Sceny zapłakanej Magdy, która dowiedziała się, że ukochany Andrzej zdradził ją z inną kobietą, z pewnością pozostaną w pamięci widzów "M jak miłość". W poprzednich odcinkach serialu legł w gruzach świat Budzyńskiej, a nie chodziło tylko o seks męża z kochanką. To oczywiście zabolało ją do żywego, ale jeden z największych ciosów miał dopiero nadejść. Chodzi o milczenie Kingi i to, że Zduńska miała wiele okazji do przekazania najlepszej przyjaciółce prawdy o zdradzieckim zachowaniu prawnika, a jednak wybrała milczenie... Magda załamała się, kiedy spojrzała w oczy Zduńskiej i odkryła, że została przez nią oszukana! Tak jej ufała, a kobieta wbiła jej nóż w serce. Co prawda, przyjaciółki doszły do porozumienia, żona Piotrka przeprosiła Magdę, a ta zdecydowała się wybaczyć jej duży błąd.

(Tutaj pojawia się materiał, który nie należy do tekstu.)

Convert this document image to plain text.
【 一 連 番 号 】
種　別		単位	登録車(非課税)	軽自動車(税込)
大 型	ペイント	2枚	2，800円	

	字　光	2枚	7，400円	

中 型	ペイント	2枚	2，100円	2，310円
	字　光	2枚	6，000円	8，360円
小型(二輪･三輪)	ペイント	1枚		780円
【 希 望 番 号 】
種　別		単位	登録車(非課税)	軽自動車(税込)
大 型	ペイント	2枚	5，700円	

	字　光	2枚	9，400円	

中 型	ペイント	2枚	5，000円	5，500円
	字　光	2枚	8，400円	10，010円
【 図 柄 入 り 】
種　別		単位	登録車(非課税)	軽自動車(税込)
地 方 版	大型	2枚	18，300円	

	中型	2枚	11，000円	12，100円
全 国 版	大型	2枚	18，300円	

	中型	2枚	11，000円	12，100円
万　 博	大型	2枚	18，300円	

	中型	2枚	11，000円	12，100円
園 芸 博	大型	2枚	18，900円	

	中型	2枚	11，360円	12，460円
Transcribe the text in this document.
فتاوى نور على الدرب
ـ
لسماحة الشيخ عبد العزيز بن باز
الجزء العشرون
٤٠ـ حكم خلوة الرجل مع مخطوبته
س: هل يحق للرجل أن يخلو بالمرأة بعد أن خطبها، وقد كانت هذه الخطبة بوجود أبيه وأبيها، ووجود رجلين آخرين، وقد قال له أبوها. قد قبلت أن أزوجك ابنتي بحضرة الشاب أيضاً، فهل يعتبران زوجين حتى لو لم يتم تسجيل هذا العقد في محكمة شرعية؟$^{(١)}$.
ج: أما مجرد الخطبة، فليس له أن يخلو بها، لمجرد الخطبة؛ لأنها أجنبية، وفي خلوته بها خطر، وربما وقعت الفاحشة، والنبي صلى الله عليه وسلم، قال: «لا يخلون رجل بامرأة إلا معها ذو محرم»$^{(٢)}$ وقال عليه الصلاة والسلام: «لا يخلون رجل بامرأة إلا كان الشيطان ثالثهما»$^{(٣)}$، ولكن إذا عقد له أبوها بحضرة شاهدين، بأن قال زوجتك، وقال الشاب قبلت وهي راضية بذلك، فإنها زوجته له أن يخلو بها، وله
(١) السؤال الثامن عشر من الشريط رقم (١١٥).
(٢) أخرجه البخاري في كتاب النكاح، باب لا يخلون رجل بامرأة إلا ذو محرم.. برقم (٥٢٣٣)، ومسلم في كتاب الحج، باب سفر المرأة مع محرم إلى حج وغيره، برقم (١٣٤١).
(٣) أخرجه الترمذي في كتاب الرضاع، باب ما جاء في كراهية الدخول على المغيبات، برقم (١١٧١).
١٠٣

Jak się okazuje, w nowym sezonie "M jak miłość" po wakacjach, to Kinga znajdzie się w patowej sytuacji, w której to ona zacznie potrzebować wsparcia bliskich. Chodzi oczywiście o tragiczny stan Piotrka, jego zawał i późniejsze wylądowanie w szpitalu, gdzie będzie przebywał przez jakiś czas. Na Zduńskich i Budzyńskich spadnie także wiadomość o śmierci Wojtka Marszałka (śp. Emilian Kamiński) i to dobije wszystkich. W najgorszym stanie znajdzie się Krysia (Hanna Mikuć), a Kinga zostanie sama ze wszystkim obowiązkami, opieką nad dziećmi, pracą w bistro i wspieraniem chorego męża i załamanej matki. Właśnie w najgorszym momencie spotka się z Magdą, a ta nie popisze się swoim zachowaniem.

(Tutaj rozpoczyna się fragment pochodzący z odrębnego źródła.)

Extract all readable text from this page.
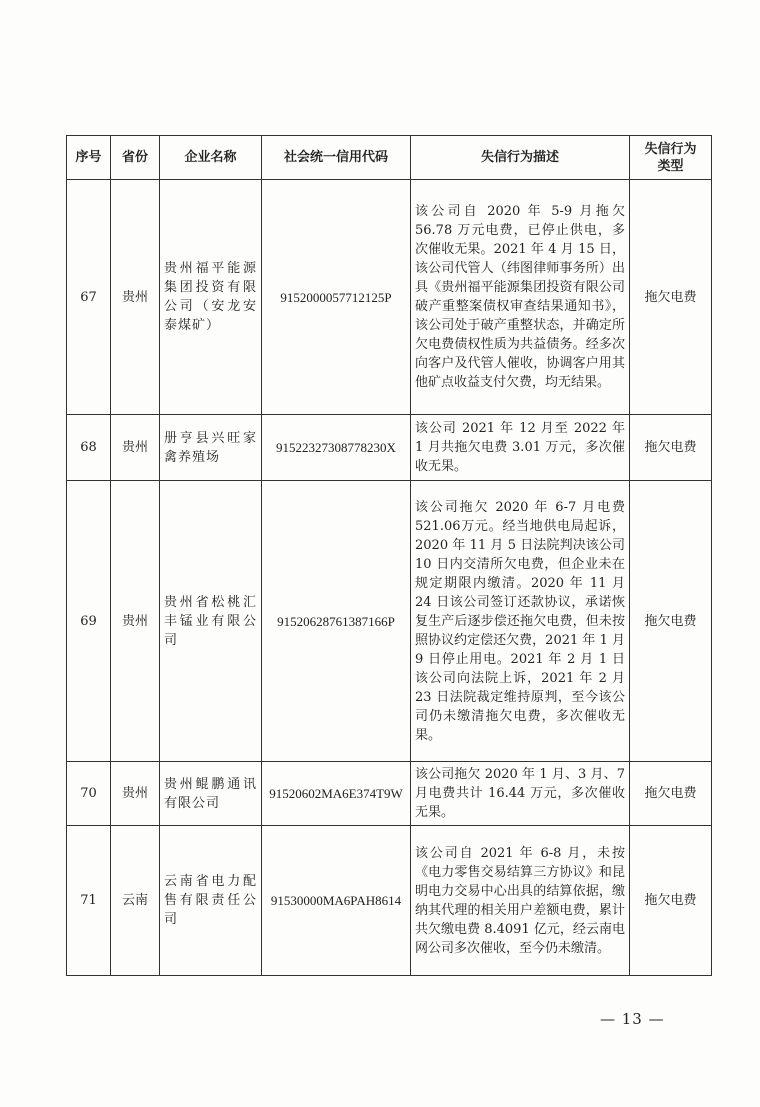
序号	省份	企业名称	社会统一信用代码	失信行为描述	失信行为
类型
67	贵州	贵州福平能源集团投资有限公司（安龙安泰煤矿）	915200005771212​5P	该公司自 2020 年 5-9 月拖欠 56.78 万元电费，已停止供电，多次催收无果。2021 年 4 月 15 日，该公司代管人（纬图律师事务所）出具《贵州福平能源集团投资有限公司破产重整案债权审查结果通知书》，该公司处于破产重整状态，并确定所欠电费债权性质为共益债务。经多次向客户及代管人催收，协调客户用其他矿点收益支付欠费，均无结果。	拖欠电费
68	贵州	册亨县兴旺家禽养殖场	91522327308778230X	该公司 2021 年 12 月至 2022 年 1 月共拖欠电费 3.01 万元，多次催收无果。	拖欠电费
69	贵州	贵州省松桃汇丰锰业有限公司	91520628761387166P	该公司拖欠 2020 年 6-7 月电费 521.06万元。经当地供电局起诉，2020 年 11 月 5 日法院判决该公司 10 日内交清所欠电费，但企业未在规定期限内缴清。2020 年 11 月 24 日该公司签订还款协议，承诺恢复生产后逐步偿还拖欠电费，但未按照协议约定偿还欠费，2021 年 1 月 9 日停止用电。2021 年 2 月 1 日该公司向法院上诉，2021 年 2 月 23 日法院裁定维持原判，至今该公司仍未缴清拖欠电费，多次催收无果。	拖欠电费
70	贵州	贵州鲲鹏通讯有限公司	91520602MA6E374T9W	该公司拖欠 2020 年 1 月、3 月、7 月电费共计 16.44 万元，多次催收无果。	拖欠电费
71	云南	云南省电力配售有限责任公司	91530000MA6PAH8614	该公司自 2021 年 6-8 月，未按《电力零售交易结算三方协议》和昆明电力交易中心出具的结算依据，缴纳其代理的相关用户差额电费，累计共欠缴电费 8.4091 亿元，经云南电网公司多次催收，至今仍未缴清。	拖欠电费
— 13 —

Magda dopiero po czasie zauważy, jak z Kingą jest źle
- Od rana mam urwanie głowy - cytuje słowa załamanej Kingi portal światseriali.interia.pl, a Magda dopiero wtedy zorientuje się, że wcale nie pomaga przyjaciółce w trudnej sytuacji. - Wszystko naraz - wzruszy ramionami Kinga. - Piotrek wciąż w szpitalu, mama w rozsypce... Powinnam podjechać do bistro, sprawdzić, jak Franka sobie radzi, ale nawet nie mam kiedy, jak... - wykrztusi z siebie Kinga, a Budzyńska wreszcie się otrząśnie.

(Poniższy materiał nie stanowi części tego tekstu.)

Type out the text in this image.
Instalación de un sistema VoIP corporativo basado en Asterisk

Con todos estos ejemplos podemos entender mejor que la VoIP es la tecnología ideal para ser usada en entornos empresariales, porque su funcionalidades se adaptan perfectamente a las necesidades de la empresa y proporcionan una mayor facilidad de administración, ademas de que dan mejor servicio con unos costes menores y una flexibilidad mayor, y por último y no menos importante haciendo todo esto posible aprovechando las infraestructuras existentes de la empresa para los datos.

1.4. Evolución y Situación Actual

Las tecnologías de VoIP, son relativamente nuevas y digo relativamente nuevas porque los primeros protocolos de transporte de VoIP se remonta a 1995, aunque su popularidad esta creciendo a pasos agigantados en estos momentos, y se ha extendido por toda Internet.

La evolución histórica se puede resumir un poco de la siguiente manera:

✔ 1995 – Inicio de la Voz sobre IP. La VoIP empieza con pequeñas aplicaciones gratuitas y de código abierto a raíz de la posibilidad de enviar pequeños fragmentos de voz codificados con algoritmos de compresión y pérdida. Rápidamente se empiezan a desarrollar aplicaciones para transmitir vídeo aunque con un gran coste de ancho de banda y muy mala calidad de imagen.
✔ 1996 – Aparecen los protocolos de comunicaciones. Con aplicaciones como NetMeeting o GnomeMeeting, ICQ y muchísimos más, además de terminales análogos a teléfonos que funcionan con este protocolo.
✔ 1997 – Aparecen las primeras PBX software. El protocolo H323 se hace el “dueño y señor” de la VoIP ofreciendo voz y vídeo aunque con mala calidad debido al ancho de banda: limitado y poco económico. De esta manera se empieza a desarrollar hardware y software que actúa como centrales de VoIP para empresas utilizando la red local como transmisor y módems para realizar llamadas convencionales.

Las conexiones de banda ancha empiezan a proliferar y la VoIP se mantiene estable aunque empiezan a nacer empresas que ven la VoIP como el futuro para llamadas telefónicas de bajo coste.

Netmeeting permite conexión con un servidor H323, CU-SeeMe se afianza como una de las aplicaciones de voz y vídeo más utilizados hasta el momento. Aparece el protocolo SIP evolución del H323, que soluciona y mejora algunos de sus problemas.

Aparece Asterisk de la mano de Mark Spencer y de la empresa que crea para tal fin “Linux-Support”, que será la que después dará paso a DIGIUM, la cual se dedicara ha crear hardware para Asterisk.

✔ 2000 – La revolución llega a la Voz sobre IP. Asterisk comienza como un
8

- Boże, Kinga... Przepraszam, tak mi wstyd. Powinnam była ci pomóc, a ja myślałam tylko o sobie... - wyzna Magda i przeprosi za swoje zachowanie. Na szczęście, Budzyńska nie jest mściwą osobą i nie wykorzysta faktu dramatycznej sytuacji u przyjaciółki, by zemścić się na niej za błąd z przeszłości. Wręcz przeciwnie, żona Andrzeja obieca poprawę i spróbuje bardziej wspierać Zduńską.